1840 __ An experiment of sound transmission
‣ Comment : Referring to the exhibition on the 26th November 1840, Mr. Chappell says : "having seen a huge coil of wire in the well of the staircase on entering Somerset House on that evening, after I had attended the meeting of the Cosiety of Antiquaries, I went up to the library and tea-room of the Royal Society to learn that had been going on. Wheastone pointed out to me a clock-face in the room. It was perfectly transparent, and had hands, but every one could see that there were no works within it. Yet the hands moved, and the clock-face ticked most audibly. He took me out on the staircase to hear the perfect simultaneity and the equal force of the tick with that of the clock in the hall below.
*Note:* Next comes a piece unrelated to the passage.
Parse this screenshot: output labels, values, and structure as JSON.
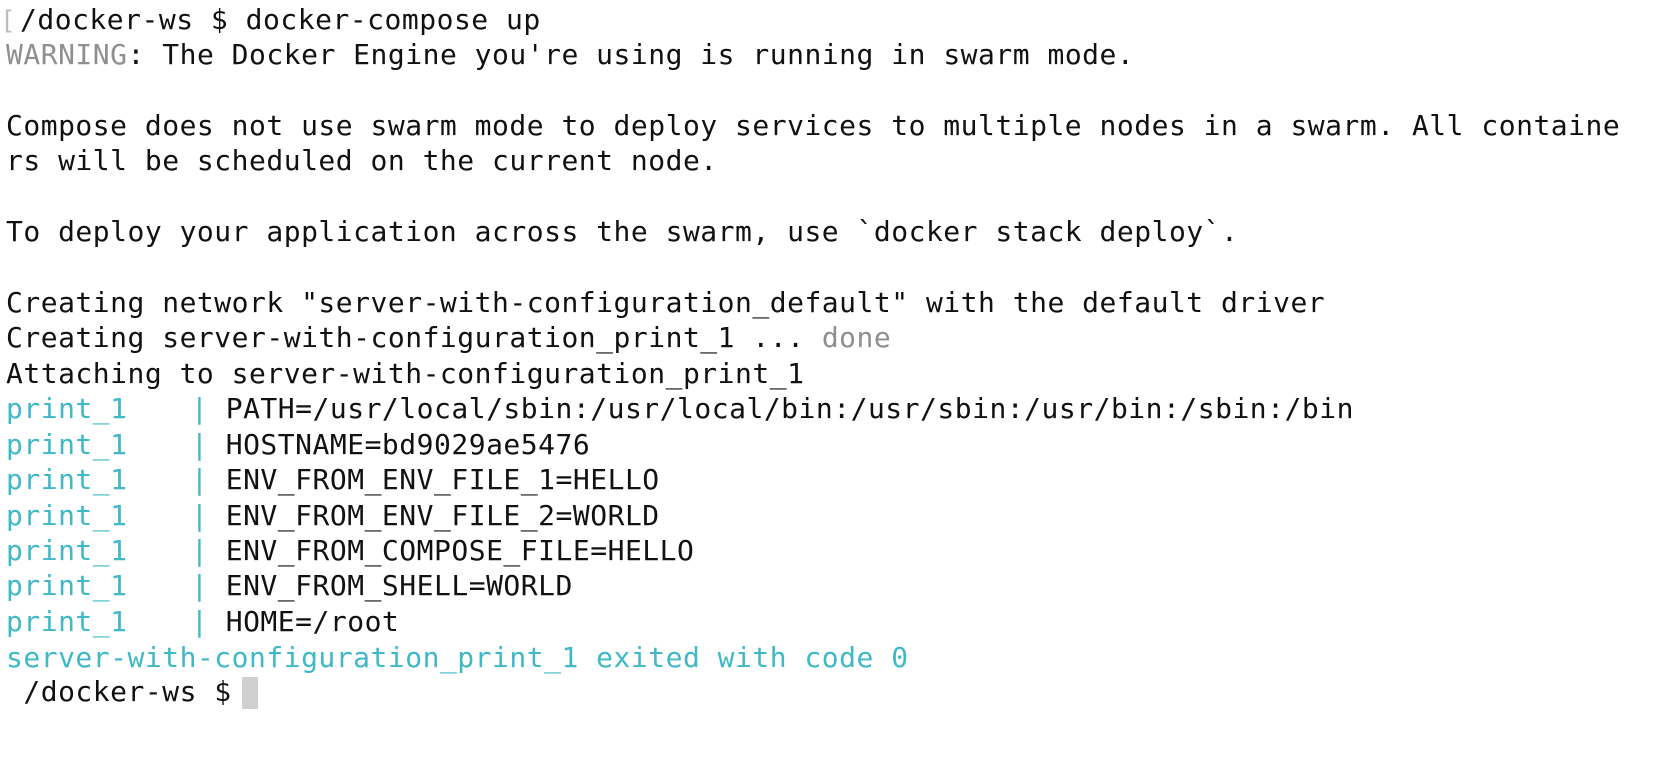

It was the sound of that clock which had been conveyed through a coil of wire of some miles in length to the clock-face in the library on high. The sound above and the sound below were in perfect unison, and of absolute equality in force as well as of pitch. As this was the first electric clock, so Wheatstone was the first to employ the electric wire for the transmission of sounds, as well as to transmit them by rods without the use of electricity. After him, it became so much a matter of common sense that other kinds of sounds could be conveyed with or without the electric wire, that the Telephone has always appeared to me as the useful application of a well-known principle, rather than as an absolute novelty". (William Tegg, pp. 289-290)
‣ Source : Tegg, William (ca. 1923), “Posts & Telegraphs, Past and Present - With an Account of the Telephone and Phonograph”, Read Books, 2009, pp. 289-290.